While religious extremists from the US may have thought that using their god to promote hatred in Africa was a good idea, they will be disappointed to learn that Einstein did not prove that their god exists.

This past week, several folks on Facebook suddenly decided to post a supposed dialog between an “atheist professor” and a young student who at the end is said to be Albert Einstein. Trouble is, it’s nothing but another false urban legend. Einstein was an agnostic who didn’t believe in a personal god, and he didn’t take part in the alleged incident, which has been around in this form since at least 2004 (another version that didn’t mention Einstein appeared in 1999).

When I read the story, the first thing I thought to myself was that it sounded suspicious, so, in a case like this, my first stop was to check urban legend sites, which confirmed my suspicions (as did a more religion-focused site). Whenever something sounds too good to be true, or when something merely sounds implausible, I try to check it out. I have some sympathy for the people who posted the urban legend, though, because I don’t always stop to double check things that reinforce my beliefs or that say things that I want said.

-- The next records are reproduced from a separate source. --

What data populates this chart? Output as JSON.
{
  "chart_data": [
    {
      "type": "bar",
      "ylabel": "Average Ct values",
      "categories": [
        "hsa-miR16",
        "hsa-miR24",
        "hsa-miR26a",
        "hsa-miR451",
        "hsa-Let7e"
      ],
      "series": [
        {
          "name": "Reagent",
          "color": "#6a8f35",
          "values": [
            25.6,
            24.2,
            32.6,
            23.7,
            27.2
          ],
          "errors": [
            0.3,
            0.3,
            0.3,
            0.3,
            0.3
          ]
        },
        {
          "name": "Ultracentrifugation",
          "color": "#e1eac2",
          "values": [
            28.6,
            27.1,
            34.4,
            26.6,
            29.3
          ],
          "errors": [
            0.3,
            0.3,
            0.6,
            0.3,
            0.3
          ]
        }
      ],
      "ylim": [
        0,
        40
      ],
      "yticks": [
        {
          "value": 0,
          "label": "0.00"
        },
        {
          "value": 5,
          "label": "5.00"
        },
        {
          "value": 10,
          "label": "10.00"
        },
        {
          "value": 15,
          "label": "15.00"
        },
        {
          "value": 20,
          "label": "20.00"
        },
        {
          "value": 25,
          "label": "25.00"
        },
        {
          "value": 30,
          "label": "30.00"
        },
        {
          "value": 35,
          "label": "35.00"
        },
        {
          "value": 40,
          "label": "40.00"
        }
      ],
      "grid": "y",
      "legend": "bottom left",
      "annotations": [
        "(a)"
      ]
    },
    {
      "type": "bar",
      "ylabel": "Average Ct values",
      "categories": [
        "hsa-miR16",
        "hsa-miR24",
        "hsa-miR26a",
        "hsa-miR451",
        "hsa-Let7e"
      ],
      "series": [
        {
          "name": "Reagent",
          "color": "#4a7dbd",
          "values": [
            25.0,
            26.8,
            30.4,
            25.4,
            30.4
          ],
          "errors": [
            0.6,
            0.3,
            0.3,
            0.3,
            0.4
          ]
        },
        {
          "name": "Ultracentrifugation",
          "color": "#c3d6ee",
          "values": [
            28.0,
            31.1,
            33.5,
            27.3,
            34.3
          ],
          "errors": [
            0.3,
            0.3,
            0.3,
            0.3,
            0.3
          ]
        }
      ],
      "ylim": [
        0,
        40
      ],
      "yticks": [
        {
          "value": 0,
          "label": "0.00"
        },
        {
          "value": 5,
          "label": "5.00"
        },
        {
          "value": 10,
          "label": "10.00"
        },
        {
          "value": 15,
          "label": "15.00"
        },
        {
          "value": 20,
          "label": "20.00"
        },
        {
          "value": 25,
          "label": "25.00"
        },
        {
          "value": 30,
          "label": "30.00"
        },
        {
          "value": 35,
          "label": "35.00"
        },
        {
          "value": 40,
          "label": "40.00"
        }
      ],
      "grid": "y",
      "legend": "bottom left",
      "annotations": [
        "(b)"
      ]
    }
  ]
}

In checking it out, I found a video version of the myth on YouTube in German (with subtitles) and set in a primary school instead of the usual university setting. I also found a recent (and rather foul-mouthed) YouTube video debunking the myth, something that was notable to me primarily because it was from someone who was similarly irritated with people posting it to Facebook.

And that’s a small sample of what caught my eye over the past week.

2 comments:

Roger Owen Green said...

I hope I was clear in a recent post that I thought it was fine that people come out. I just find it an extra burden that "the other" has to endure that everyone else doesn't. I've had a few of those myself.

Arthur Schenck said...

Yeah, your post was great. I was even going to post a follow-up here, but didn't get around to it. It may yet turn up in another version.